This excerpt taken from the DDDC 8-K filed Feb 12, 2009.
Definitions. As used in this Warrant, the following terms shall have the meanings set forth below:
(a) “Affiliate” means any person that, directly or indirectly, through one or more intermediaries, controls, is controlled by, or is under common control with, a person, as such terms are used and construed under Rule 144 promulgated under the Securities Act.
(b) “Exercise Price” means $0.04 per share (as the same may be adjusted from time to time pursuant to the terms of this Warrant).
(c) “Fair Market Value” means, on any particular date (a) if the Common Stock is then traded on a securities exchange, the average of the closing prices of such Common Stock on such exchange over the five trading day period ending on such date, (b) if the Common Stock is then regularly traded over-the-counter, the average of the closing sale prices or secondarily the closing bid of such Common Stock over the five trading day period ending on such date, or (c) if there is no active public trading market for the Common Stock, the fair market value of one share of the Warrant Shares as determined in good faith by the Board of Directors of the Company.
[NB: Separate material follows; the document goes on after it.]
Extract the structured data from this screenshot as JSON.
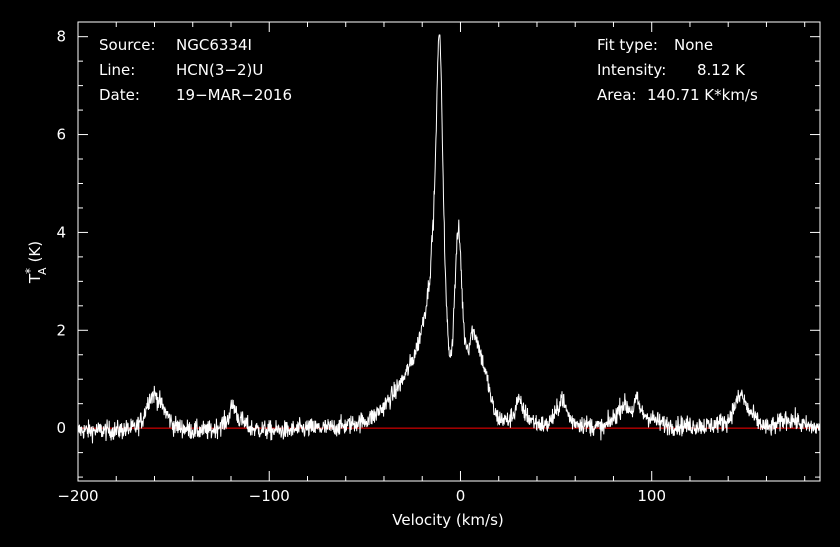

(d) “Person” (whether or not capitalized) means an individual, entity, partnership, limited liability company, corporation, association, trust, joint venture, unincorporated organization or any other form of entity not specifically listed herein, and any government, governmental department or agency or political subdivision thereof.
(e) “Securities Act” means the Securities Act of 1933, as amended, and all of the rules and regulations promulgated thereunder.
(f) “Warrant” means this Warrant and all stock purchase warrants issued in exchange therefor pursuant to the terms thereof.
(g) “Warrant Shares” means the shares of Common Stock issuable upon exercise of this Warrant.